Gautam Sharma - 6 years, 3 months ago

Would dimensional analysis give us the constant $\frac{3}{5}$ ? Is it possible to solve it just using dimensional analysis?

Raj Magesh - 6 years, 1 month ago

nope, no way

William G. - 4 years, 3 months ago

Dimensional analysis never gives you the value of any constant.

Adhiraj Dutta - 1 year, 5 months ago

Lovely lsolution I am finally able to solve thisafter so long.

Mardokay Mosazghi - 5 years, 5 months ago

Wasn't your location Addis Ababa some time ago, now you're in the USA ?

A Former Brilliant Member - 6 years, 3 months ago

Gautam Sharma
Feb 24, 2015

"The energy required to irreversibly blow up our lovely planet into smithereens" should be equal to self-gravitation potential energy of sphere because it is written that earth is made of neutral particles. $\text{From energy conservation}$ $\text{Self gravitational potential enrgy+Energy supplied=0}$ At infinity GPE of a body is treated as zero hence it will be irreversible. $\text{Self GPE}=-\frac{3GM^2}{5R}$ (for proof see this )
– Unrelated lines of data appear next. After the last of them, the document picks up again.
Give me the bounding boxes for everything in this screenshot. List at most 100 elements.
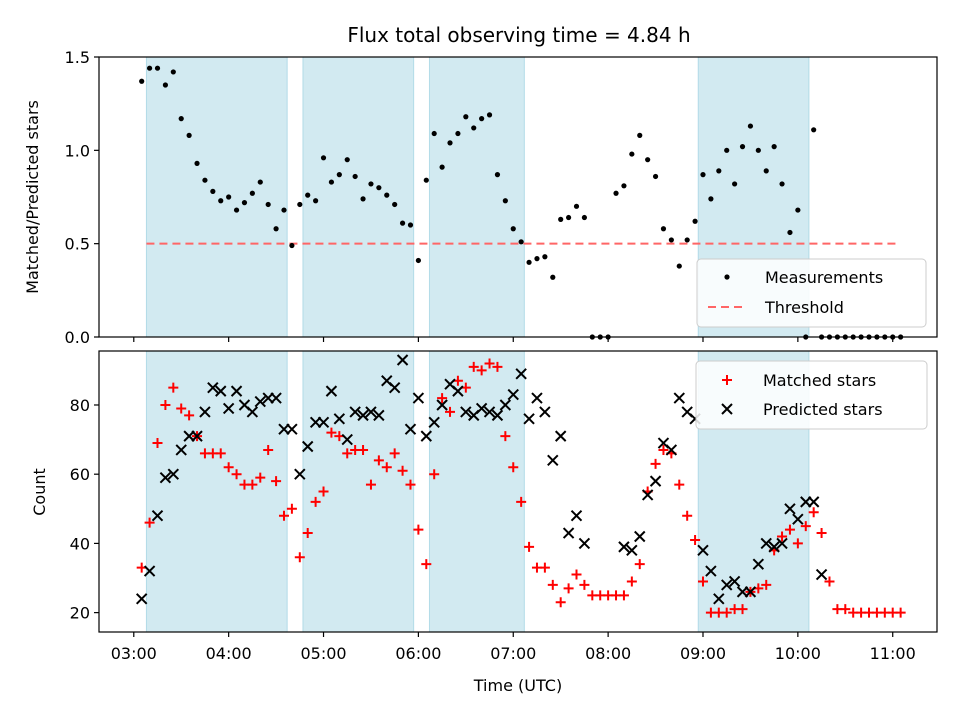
data-point: [815, 568, 828, 581]
data-point: [357, 409, 369, 422]
data-point: [186, 132, 192, 138]
data-point: [254, 395, 266, 408]
data-point: [154, 65, 161, 71]
data-point: [771, 144, 777, 150]
data-point: [784, 524, 795, 535]
top-shaded-interval-2: [302, 56, 415, 338]
data-point: [384, 192, 390, 198]
data-point: [476, 365, 487, 376]
data-point: [792, 538, 803, 549]
data-point: [447, 140, 453, 146]
data-point: [278, 510, 289, 521]
data-point: [550, 274, 556, 280]
data-point: [170, 69, 176, 75]
data-point: [682, 510, 693, 521]
data-point: [483, 406, 496, 418]
data-point: [437, 393, 448, 404]
x-tick-label: 03:00: [111, 644, 157, 663]
data-point: [273, 226, 279, 232]
data-point: [421, 559, 432, 570]
data-point: [752, 558, 765, 570]
data-point: [135, 593, 148, 605]
top-legend-box: [696, 258, 927, 328]
data-point: [629, 151, 635, 157]
data-point: [502, 198, 508, 204]
data-point: [542, 254, 548, 260]
data-point: [233, 207, 240, 213]
data-point: [247, 479, 258, 490]
data-point: [792, 513, 804, 525]
data-point: [739, 144, 746, 150]
data-point: [365, 479, 376, 490]
bottom-shaded-interval-3: [428, 350, 525, 633]
data-point: [241, 200, 248, 206]
data-point: [194, 160, 200, 166]
data-point: [415, 257, 421, 264]
data-point: [428, 416, 440, 428]
bottom-axes-frame: [98, 350, 938, 633]
data-point: [358, 444, 369, 455]
data-point: [515, 368, 527, 380]
data-point: [531, 392, 543, 404]
data-point: [429, 469, 440, 480]
bottom-shaded-interval-1: [145, 350, 288, 633]
top-y-tick-label: 0.5: [65, 235, 90, 254]
bottom-legend-box: [695, 360, 928, 430]
bottom-legend-marker-matched: [722, 375, 732, 385]
data-point: [452, 385, 464, 397]
bottom-legend-marker-predicted: [721, 403, 733, 415]
data-point: [665, 444, 678, 456]
bottom-y-tick-label: 40: [70, 534, 90, 553]
top-series-1: [139, 65, 904, 340]
top-axes-frame: [98, 56, 938, 338]
top-y-tick-label: 1.0: [65, 141, 90, 160]
data-point: [313, 198, 319, 204]
data-point: [223, 462, 234, 473]
data-point: [563, 583, 574, 594]
x-axis-label: Time (UTC): [473, 676, 562, 695]
data-point: [492, 361, 503, 372]
data-point: [336, 172, 342, 178]
data-point: [539, 406, 551, 418]
data-point: [328, 179, 335, 185]
data-point: [523, 413, 535, 425]
data-point: [626, 576, 637, 587]
top-legend: Measurements Threshold: [696, 258, 927, 328]
data-point: [389, 448, 400, 459]
data-point: [202, 177, 208, 183]
data-point: [420, 430, 433, 442]
top-legend-label-threshold: Threshold: [764, 298, 844, 317]
data-point: [618, 541, 630, 553]
data-point: [381, 462, 392, 473]
data-point: [645, 157, 651, 163]
data-point: [558, 216, 564, 222]
data-point: [396, 354, 409, 366]
data-point: [547, 454, 559, 467]
data-point: [641, 489, 654, 501]
data-point: [807, 496, 820, 508]
data-point: [690, 534, 701, 545]
data-point: [175, 444, 187, 456]
data-point: [626, 544, 638, 557]
data-point: [341, 433, 353, 446]
top-y-axis-label: Matched/Predicted stars: [23, 100, 42, 294]
data-point: [342, 448, 353, 459]
data-point: [257, 179, 263, 185]
data-point: [297, 201, 303, 208]
data-point: [463, 114, 469, 120]
data-point: [305, 192, 311, 198]
x-tick-label: 10:00: [775, 644, 821, 663]
plot-layer: 0.0 0.5 1.0 1.5 20 40 60 80 03:00 04:00 05:00 06:00…: [65, 48, 938, 663]
data-point: [697, 576, 708, 587]
data-point: [399, 220, 406, 226]
x-tick-label: 07:00: [490, 644, 536, 663]
bottom-y-tick-label: 80: [70, 396, 90, 415]
data-point: [215, 448, 226, 459]
data-point: [368, 181, 374, 187]
data-point: [286, 423, 298, 435]
data-point: [491, 409, 504, 422]
bottom-series-2: [135, 354, 828, 605]
data-point: [795, 207, 801, 213]
top-y-tick-label: 0.0: [65, 328, 90, 347]
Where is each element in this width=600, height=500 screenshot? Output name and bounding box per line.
Hence $\frac{3GM^2}{5R}=energy\space supplied$ substitute values and we get answer $2.241\times 10^{32}$

Hi , how about you use this . 2.241\cdot 10^{32} to get $2.241\cdot 10^{32}$ ?

It'll look better :)

A Former Brilliant Member - 6 years, 3 months ago

Thanks!!Done.

Gautam Sharma - 6 years, 3 months ago

You are welcome :)

A Former Brilliant Member - 6 years, 3 months ago

This avoids confusion between decimal and multiplication:

$2.24\times10^{32}$

Nishant Sharma - 6 years, 3 months ago

Yeah, I thińk that. Your idea is even better .

It's just that I am more in the habit of using cdot instead of times , so you see :)

@GAUTAM SHARMA

A Former Brilliant Member - 6 years, 3 months ago

seems good to me .

Gautam Sharma - 6 years, 3 months ago

But, Shouldn't we also take Earth's translational and rotational kinetic energies into consideration????

A Former Brilliant Member - 6 years, 3 months ago

but who knows earths rotational and translational kinetic energy,they are dependent on frame of reference.Then we can say universe is expanding and hence it will be irrelevant to consider kinetic energy here and secondly as frame of reference is not given and as well as not the angular and translational speeds we shall not consider it.

Pls ask if any doubts . your question was good .i didn't give it a thought in that way( may be because of jee pattern preparation ->"if you are not given a certain thing you shall not consider it")

Note : self GPE is independent of reference frame.

Gautam Sharma - 6 years, 3 months ago

No..i do get about the GPE!! But, see...if you even consider the expansion of space, and that too at the speeds at 90% the speed of light. Will the blasted remains ever have zero potential energy???

A Former Brilliant Member - 6 years, 3 months ago

@A Former Brilliant Member – Yeah! that is the point that's why i will not consider KE. there is uncertainity. what KE would you take?